When paying someone is actually the right call
I'm not going to land this on "so never hire anyone." There's a narrow, real case for outside help, and it's worth naming precisely so you don't confuse it with the deck. You pay for a builder, or a fractional CTO who builds, when the thing you need crosses a line your team can't cross alone: it touches your production database, it has to handle payments or health data correctly, it needs to not fall over when it's wrong, or it has to integrate with the system that actually runs your business. That's engineering, and bad engineering with an AI label on it is just a new way to leak customer data.
The honest version of this is priced like engineering, not like strategy. Real build work runs in the range of a few thousand to low tens of thousands a month for an embedded team, and fractional-CTO oversight — the person who decides what to build, what to buy off the shelf, and what to refuse — sits in roughly the $4,000 to $16,000 a month band, the figure moving with how much hands-on architecture versus light advisory you need. Compare that to a $30,000 deck. One of those leaves you with a running system; the other leaves you with homework.
Refusal is a feature, not a gap in the offering
The quiet tell of good AI help is how much it tells you not to build. We run a quarterly review of new tools internally and reject 60 to 80 percent of what we evaluate — because the adoption cost is too high or because it doesn't beat what we already use. A consultant whose business model depends on you adopting AI everywhere has no incentive to ever say "this part of your business is fine without it, leave it alone." A builder who has to live with the maintenance burden says it constantly. The most valuable sentence in any AI engagement is often "you don't need that," and the strategy-deck model is the one financial arrangement under which nobody will ever say it to you.
Ruthless scope discipline is the actual skill, and it's the opposite of the expansive roadmap. The best small-company work I've watched us do was a stalled build we picked up after a previous team failed to deliver — and the first week was spent deconstructing scope and re-estimating it something like ten times, cutting thirty to fifty percent each pass until what was left was the smallest thing that could actually ship. That's the discipline a small business is paying for, if it's paying for anything: someone who shrinks the problem until it's buildable, not someone who inflates it until it's billable.
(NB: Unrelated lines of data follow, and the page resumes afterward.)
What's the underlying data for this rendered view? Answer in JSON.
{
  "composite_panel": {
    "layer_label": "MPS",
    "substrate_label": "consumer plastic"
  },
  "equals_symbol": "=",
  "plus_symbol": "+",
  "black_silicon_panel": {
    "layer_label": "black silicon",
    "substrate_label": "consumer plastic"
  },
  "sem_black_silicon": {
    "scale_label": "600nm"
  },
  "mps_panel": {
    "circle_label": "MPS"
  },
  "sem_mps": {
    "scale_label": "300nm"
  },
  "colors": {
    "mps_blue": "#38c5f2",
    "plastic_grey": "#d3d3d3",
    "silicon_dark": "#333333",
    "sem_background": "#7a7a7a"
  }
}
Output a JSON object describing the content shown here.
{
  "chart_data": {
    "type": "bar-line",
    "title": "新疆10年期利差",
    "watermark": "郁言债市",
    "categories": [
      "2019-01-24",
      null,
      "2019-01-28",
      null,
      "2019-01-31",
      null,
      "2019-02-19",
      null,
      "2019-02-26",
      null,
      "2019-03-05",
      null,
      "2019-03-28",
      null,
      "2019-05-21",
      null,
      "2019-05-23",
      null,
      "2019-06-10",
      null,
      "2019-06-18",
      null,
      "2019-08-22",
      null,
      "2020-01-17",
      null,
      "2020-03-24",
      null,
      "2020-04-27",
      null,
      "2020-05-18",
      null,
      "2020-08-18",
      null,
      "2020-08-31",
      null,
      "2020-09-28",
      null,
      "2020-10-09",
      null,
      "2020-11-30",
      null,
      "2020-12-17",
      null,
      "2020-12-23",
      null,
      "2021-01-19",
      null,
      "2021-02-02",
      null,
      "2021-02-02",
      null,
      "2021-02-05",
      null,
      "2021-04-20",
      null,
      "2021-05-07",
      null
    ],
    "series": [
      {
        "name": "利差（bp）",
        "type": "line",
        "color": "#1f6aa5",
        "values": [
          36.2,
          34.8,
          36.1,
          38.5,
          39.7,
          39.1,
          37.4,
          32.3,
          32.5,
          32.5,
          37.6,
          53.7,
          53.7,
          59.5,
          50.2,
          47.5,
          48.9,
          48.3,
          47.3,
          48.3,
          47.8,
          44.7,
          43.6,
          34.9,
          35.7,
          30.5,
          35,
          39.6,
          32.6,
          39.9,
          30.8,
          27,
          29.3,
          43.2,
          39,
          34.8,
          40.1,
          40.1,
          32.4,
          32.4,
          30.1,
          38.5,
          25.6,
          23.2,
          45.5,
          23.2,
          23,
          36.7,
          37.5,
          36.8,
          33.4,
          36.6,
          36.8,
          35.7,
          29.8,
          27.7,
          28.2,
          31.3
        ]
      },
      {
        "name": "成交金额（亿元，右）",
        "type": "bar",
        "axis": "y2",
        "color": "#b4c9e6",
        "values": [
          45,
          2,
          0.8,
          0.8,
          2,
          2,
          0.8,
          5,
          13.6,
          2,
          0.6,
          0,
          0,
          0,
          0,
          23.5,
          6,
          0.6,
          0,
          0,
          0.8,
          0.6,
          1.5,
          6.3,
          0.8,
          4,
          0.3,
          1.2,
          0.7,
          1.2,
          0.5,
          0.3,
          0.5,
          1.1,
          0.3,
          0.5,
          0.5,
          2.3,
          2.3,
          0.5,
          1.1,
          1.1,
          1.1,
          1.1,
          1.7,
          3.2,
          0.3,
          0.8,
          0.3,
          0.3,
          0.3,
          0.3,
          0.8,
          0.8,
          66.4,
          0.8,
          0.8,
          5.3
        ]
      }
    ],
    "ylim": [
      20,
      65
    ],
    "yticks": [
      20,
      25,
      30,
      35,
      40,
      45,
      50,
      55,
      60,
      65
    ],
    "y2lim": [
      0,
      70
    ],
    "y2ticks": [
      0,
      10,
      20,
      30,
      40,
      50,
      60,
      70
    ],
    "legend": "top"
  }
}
If you're evaluating the space broadly, what AI consulting really is maps it. Our AI engineering services show what production AI work looks like when engineers run it.
The position, stated plainly
Do not buy AI consulting for your small business if the deliverable is advice. The strategy deck, the readiness score, the prioritized roadmap — these are enterprise instruments sold to you because the methodology is easy to repackage and the margins are excellent. You don't have the gap they diagnose. Either start yourself — open the tool, give it a messy prompt, get a mediocre answer, and build one ugly thing that solves a problem you actually have — or pay an engineer to ship a single working system you own at the end. Both of those produce something real. The third option, the one with the maturity matrix on slide nine, produces a slightly better-informed version of exactly where you started, and an invoice. Spend the money on the build, or spend an afternoon and build it yourself. Don't spend it on the map.